Families find placement of a loved one in a long term care facilities (Rest Home or Nursing Home) difficult even in those cases where it is clearly in the best interest of the person and other family members. Invariably, they experience feelings of frustration and a sense of failure at “giving up” care for an impaired loved one. The guilt can be overwhelming. Many caregivers, particularly spouses, experience grief and bereavement over the loss
This is especially harder when their loved one may feel abandoned, angry, and confused about the placement.
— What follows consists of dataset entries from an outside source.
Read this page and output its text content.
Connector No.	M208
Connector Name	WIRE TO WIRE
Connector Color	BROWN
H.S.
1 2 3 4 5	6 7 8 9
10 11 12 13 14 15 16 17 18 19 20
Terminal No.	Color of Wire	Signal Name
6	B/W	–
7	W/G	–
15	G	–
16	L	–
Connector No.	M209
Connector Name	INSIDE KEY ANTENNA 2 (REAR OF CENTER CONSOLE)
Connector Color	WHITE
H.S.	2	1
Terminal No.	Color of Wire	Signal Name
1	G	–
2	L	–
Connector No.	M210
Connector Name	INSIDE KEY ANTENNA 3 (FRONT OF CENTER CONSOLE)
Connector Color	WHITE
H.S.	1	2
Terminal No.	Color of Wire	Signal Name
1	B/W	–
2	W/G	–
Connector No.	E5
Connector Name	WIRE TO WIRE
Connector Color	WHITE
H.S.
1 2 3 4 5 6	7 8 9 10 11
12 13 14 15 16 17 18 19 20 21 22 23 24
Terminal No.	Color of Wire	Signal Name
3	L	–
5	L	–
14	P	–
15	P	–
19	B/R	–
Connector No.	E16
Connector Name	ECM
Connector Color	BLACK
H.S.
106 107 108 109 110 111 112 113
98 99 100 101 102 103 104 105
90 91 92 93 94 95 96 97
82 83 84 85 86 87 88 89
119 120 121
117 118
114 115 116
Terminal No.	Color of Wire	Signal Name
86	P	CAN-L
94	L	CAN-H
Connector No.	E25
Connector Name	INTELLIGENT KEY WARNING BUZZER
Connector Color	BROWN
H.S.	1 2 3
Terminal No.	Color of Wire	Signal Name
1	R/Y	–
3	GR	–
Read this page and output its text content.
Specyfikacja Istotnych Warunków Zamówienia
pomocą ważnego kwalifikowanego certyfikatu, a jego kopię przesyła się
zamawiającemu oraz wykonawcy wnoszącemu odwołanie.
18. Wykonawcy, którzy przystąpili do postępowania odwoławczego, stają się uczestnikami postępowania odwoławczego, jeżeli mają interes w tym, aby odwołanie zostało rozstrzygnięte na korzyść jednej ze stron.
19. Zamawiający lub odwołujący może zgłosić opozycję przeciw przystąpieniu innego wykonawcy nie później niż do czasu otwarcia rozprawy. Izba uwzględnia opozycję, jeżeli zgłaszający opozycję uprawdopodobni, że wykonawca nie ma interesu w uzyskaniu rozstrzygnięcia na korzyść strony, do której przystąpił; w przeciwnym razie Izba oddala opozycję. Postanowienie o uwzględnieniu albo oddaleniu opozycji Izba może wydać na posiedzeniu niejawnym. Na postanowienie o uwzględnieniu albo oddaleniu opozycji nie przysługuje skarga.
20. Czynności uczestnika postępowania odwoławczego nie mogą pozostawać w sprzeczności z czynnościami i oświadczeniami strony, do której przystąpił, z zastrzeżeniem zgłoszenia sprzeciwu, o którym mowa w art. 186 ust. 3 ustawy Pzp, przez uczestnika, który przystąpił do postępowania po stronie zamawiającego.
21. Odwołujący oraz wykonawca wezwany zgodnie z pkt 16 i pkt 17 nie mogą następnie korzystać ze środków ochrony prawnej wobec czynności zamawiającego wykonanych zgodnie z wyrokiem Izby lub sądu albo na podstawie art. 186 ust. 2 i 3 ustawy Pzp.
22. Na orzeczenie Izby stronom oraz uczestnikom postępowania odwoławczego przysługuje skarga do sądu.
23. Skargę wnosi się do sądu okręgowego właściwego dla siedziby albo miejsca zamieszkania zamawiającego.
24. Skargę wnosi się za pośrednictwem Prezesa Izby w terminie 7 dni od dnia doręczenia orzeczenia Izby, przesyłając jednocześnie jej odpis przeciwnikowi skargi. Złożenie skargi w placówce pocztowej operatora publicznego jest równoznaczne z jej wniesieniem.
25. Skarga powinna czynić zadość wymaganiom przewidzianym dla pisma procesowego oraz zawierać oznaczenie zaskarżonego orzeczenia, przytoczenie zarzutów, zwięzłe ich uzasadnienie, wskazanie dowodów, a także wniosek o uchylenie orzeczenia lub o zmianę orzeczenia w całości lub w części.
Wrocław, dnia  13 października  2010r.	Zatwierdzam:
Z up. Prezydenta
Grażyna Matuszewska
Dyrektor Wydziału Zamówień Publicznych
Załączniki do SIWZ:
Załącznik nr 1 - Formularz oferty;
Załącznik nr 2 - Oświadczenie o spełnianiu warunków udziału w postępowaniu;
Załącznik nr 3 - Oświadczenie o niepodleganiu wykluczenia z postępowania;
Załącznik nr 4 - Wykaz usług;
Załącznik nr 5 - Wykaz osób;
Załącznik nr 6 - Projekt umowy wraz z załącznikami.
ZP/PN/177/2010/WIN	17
It may be difficult to explain the need for the move to the Alzheimer’s resident who continually pleads with the family to be taken home. Caregivers may doubt the timing and appropriateness of their decision. They need support, especially if they are being criticized by other family members for placing their relative in a long term setting.
. How well the caregiver copes depends on past relationships, their feelings about care giving responsibilities, unresolved conflicts, and the support available both before and after placement. Many care givers overcompensate for feelings of guilt, anxiety, or helplessness by spending an inordinate amount of time in the facility, continuing to help with bathing, dressing, and feeding the loved one just like they did at home.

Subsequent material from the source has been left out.